No point in shifting seat of power every 6 months: J&K HC
Leaves it on constitutional authorities to take final call
JAMMU: The Jammu and Kashmir High Court on Tuesday observed that there were no sufficient and logical reasons to justify shifting of seat of power, called Darbar Move, every six months between Jammu and Srinagar.
With these observations Chief Justice Gita Mittal and Justice Rajnesh Oswal placed the matter before the secretary, Union ministry of home affairs, and chief secretary of Jammu and Kashmir Union territory.
They left it on the constitutional authorities to take the final call. The “archaic and obsolete” practice started by the erstwhile Dogra rulers of the princely state around 1872 had been causing a whopping loss of Rs 200 crore to the state exchequer every year.
Taking suo-motu cognisance of a PIL, the division bench observed, “We have also noted above the limitations on the extent of our jurisdiction whereby we stand precluded from making a declaration on the permissibility or the continuation of the practice of the Darbar Move. We defer this task to the best wisdom of those on whom the Constitution of India bestows this solemn duty keeping in view the interest of the Union territory of
Jammu and Kashmir, the larger interest of its people and the mandate of the Constitution of India.”
The high court, after a marathon hearing, observed that “no reasons or grounds are forthcoming for enabling and supporting considerations of administrative efficiency, legal justification or constitutional basis for affecting the Darbar Move”.
“Regions of both Jammu and Srinagar equally require administration and governance round the year without interruption. It is unfair and opposed to public interest to deprive either region completely of access to government machinery for six months at a time,” the court said.
It also questioned the annual expenditure of Rs 200 crore to sustain and perpetuate an arrangement of biannual shifting of its capital in a ‘hopelessly fiscally deprived’ UT with severe underdevelopment.

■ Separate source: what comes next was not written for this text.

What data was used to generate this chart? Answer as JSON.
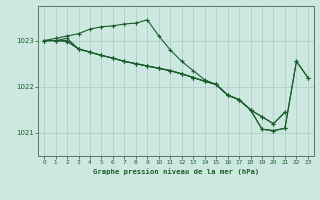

‘DARBAR MOVE DOES NOT HOLD WEIGHT TODAY’
After citing facts and figures supported by logical conclusions, the division bench observed that the “practice of Darbar Move does not hold weight today. This justification of the Darbar Move has lost all relevance”.
“Jammu and Kashmir are already suffering from high fiscal deficit and the expenditure on the Darbar Move is an unwarranted burden on the depleted resources of the Union territory,” the bench stated.
It also observed that the practice results in “wastage of tremendous amount of time, efforts and energy on inefficient and unnecessary activity” and hence rationalisation of the Darbar Move was urgently required.
‘IT ALL STARTED AMID COVID LOCKDOWN’
Advocate Monika Kohli, amicus appointed in the case, said, “It all started amid Covid lockdown after a man from Kashmir whose son was stranded in Iran moved an application before the court for his evacuation and it was treated as suo-motu PIL”.
“While all this was on, the administration announced Darbar Move in April. Some of the lawyers from Kashmir expressed their concern that how Darbar Move can happen amid lockdown,” she said.
“Subsequently, it was brought into the notice of the HC, which wanted to know if it (Darbar Move) was legally required and mandatory or just a practice, and also sought reports from various departments on the money spent on this exercise,” she said.